Monday, March 10, 2014

Horror Film countdown 2013, part 20


The Lodger (1926), dir. Alfred Hitchcock, Woolf & Freedman Film Services



While the countdown continues we turn our focus to the first horror films directed by the famed and the infamous. The first one is also the earliest made and was directed by one called the master of suspense: Alfred Hitchcock. This was also the first film Hitchcock appeared in a cameo.

 

On the fog covered streets of London, a masked killer calling himself the Avenger is murdering blond women with curly hair on Tuesdays. Daisy Bunting (June Tripp), a showgirl with curly blond hair, is a bit spooked by the deaths, as is her policeman boyfriend Joe (Malcolm Keen). Her parents (Marie Ault and Arthur Chesney) are concerned too, but their finical worries are concerns too. They decided to rent their attic out to a nice young man named Jonathan Drew (Ivor Novello). Drew is charming, witty, and utterly taken with the Buntings and their daughter. He also makes a habit of walking the streets on Tuesday nights with his face covered, demands that paintings and photos of blond woman with curly hair be removed from his sight, and his only luggage is a satchel containing a gun and map, a map marked with every single location of the Avenger’s victims.

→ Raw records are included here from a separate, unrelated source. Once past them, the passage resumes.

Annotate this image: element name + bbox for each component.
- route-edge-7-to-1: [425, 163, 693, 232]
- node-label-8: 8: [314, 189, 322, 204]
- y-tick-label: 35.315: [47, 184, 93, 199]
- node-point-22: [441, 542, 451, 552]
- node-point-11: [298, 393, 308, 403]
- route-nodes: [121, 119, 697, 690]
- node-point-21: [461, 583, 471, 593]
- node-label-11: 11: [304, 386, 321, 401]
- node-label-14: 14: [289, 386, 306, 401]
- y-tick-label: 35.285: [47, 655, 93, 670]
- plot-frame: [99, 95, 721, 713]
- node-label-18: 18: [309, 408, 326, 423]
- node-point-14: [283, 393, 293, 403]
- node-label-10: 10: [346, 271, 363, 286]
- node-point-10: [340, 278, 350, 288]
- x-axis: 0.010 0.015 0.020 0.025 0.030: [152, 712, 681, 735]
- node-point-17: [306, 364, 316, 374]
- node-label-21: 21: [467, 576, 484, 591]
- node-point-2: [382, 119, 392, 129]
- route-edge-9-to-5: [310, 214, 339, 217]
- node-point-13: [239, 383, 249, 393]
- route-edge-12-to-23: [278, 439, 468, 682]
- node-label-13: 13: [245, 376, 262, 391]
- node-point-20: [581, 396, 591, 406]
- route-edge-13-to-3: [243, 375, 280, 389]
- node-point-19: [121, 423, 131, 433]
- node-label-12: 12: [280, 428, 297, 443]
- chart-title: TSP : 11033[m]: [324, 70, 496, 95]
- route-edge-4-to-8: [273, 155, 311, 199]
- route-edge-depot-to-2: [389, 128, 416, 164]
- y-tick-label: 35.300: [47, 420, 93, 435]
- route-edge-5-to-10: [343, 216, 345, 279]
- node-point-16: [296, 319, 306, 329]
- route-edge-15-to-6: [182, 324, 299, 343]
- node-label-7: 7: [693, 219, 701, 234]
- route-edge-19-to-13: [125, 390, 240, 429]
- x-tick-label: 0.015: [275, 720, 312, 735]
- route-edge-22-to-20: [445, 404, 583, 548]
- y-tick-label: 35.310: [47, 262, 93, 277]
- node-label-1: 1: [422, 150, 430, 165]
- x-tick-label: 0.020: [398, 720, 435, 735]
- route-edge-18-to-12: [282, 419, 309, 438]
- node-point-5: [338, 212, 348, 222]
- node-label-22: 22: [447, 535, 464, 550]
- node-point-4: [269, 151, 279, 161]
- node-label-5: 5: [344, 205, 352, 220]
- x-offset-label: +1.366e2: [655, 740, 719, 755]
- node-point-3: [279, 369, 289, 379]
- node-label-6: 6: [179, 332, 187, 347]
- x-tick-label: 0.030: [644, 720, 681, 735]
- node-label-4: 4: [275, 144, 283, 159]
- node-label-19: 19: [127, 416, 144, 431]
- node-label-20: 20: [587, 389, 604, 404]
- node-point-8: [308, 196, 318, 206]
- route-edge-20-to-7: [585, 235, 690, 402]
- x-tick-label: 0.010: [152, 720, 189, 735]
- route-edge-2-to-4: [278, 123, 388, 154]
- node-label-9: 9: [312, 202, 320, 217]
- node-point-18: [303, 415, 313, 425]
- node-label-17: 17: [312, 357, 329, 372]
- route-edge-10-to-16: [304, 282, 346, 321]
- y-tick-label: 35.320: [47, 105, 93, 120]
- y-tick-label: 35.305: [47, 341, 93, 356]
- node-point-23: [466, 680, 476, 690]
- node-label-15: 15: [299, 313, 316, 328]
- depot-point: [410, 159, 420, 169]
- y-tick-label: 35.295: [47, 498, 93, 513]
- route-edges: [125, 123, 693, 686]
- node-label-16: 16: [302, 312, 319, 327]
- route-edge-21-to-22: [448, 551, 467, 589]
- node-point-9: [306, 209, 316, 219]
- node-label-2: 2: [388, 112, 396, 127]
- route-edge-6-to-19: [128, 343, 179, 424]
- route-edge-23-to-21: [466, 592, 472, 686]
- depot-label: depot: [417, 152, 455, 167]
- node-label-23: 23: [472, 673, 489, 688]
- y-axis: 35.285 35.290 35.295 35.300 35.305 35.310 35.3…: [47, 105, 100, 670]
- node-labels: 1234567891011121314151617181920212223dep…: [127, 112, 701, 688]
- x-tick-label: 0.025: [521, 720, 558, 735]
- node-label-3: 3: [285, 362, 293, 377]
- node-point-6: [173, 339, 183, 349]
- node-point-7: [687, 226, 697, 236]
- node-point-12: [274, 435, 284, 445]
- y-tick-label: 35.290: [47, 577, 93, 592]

Surely Joe is simply jealous when he starts to suspect Drew is the Avenger? Eve can’t believe Joe’s arguments, especially when he gets assigned the Avenger case. When Joe serves a warrant on the Bunting house and finds the aforementioned items, as well as several pictures of the Avenger’s first victim, Joe is more than convinced. Can Drew prove his innocence? Will Daisy believe him?

 

The hallmarks of the Hitchcock’s style are evident even here, with plenty of camera tricks to keep the viewer guessing. Hitchcock’s disdain for the authority is evident even here as well. Surprising, Hitchcock rarely uses title cards, letting the audience follow the story through the performers and their body movements.  As it is a silent film, this does present a challenge at times, but it is worth it to see the first steps towards Psycho and the Birds.